A city permit filed May 18 put Asheville’s first Whataburger one step closer to Smokey Park Highway, where the Texas burger chain would remodel a former Popeyes at 275 Smokey Park Highway, Suite 400.

The site sits in West Asheville along one of the city’s busier commercial corridors, near The Madness and other national brands including IHOP, Apple’s and Starbucks. Buncombe County tax records list 275 Smokey Park Hwy #400, Asheville, NC 28806 as an active parcel owned by SKS Partners, LLC, underscoring that the project is tied to an existing retail property rather than a new greenfield build.

AI-generated illustration
AI-generated illustration

Whataburger’s move into Asheville is still in the permitting stage, but the filing matters because it identifies a specific address and a specific building that would be repurposed. In a corridor already shaped by chain restaurants, heavy traffic and constant turnover, the proposal signals another round of reinvestment in an established commercial strip west of downtown rather than a brand-new development footprint.

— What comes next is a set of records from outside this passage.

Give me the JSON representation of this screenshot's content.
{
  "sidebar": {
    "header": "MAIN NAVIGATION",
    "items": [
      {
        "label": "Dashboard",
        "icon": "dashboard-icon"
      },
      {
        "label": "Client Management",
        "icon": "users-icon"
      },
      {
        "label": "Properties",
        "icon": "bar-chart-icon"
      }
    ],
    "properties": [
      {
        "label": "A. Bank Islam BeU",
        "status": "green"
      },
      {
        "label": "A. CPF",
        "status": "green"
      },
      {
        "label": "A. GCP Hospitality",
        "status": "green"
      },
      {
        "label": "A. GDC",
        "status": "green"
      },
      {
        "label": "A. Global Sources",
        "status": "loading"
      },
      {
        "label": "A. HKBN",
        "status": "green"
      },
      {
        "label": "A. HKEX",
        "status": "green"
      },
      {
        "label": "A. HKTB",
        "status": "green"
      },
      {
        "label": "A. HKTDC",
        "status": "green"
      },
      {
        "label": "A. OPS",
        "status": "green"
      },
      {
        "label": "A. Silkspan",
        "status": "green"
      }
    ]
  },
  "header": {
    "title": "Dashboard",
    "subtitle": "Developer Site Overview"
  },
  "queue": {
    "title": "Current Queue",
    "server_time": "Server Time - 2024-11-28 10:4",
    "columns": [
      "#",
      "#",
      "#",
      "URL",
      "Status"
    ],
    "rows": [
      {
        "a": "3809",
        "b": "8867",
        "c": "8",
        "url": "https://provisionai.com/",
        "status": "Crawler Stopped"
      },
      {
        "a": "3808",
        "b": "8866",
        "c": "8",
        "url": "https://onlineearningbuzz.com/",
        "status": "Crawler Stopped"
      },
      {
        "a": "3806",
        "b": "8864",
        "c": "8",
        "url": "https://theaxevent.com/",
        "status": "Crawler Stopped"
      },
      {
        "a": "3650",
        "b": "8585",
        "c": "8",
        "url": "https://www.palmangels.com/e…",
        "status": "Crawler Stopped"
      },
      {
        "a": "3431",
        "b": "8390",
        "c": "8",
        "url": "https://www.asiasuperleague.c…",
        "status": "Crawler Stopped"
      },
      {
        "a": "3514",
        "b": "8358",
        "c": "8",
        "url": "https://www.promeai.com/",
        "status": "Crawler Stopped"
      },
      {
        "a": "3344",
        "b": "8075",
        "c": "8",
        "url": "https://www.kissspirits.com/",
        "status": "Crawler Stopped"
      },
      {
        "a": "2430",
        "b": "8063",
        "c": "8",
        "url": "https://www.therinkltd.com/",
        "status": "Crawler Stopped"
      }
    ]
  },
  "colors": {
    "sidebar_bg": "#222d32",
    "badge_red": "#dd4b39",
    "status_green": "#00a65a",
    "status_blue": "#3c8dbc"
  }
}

The company has deep roots in the South but no Asheville location yet. Whataburger says its first restaurant opened on Aug. 8, 1950, when Harmon Dobson opened the original shop on Ayers Street in Corpus Christi, Texas. The chain now says it operates more than 700 locations nationwide and lists North Carolina stores in Archdale, Charlotte, Garner, Gastonia, Greensboro, Hickory, High Point, Kernersville, Mebane, Mooresville, Raleigh, Southern Pines, Wake Forest and Winston-Salem.

For Asheville, the key detail is not the brand’s history but the market entry pattern. Whataburger has been expanding in North Carolina through metropolitan corridors, and Smokey Park Highway would place it squarely in a well-traveled part of Buncombe County with easy access for drivers coming from West Asheville and the city’s western edge.

The chain’s operating model also suggests what kind of use Asheville could be getting if the project advances. Whataburger says most restaurants are open 24/7, 364 days a year, except for limited-hour venues, and its holiday-hours page says locations close at 6 p.m. on Dec. 24 and reopen at 6 a.m. on Dec. 26. It is not yet clear whether that schedule would apply in Asheville, but the company’s standard format points to a high-volume, drive-thru-friendly operation.

City transportation pages describe Asheville Transportation Department traffic engineering as responsible for the safe and efficient movement of vehicles and pedestrians on city streets and right-of-way. That makes the Smokey Park Highway filing more than a restaurant headline: it is another test of how Buncombe’s commercial corridors absorb national chains, reuse older buildings and handle the traffic that comes with both.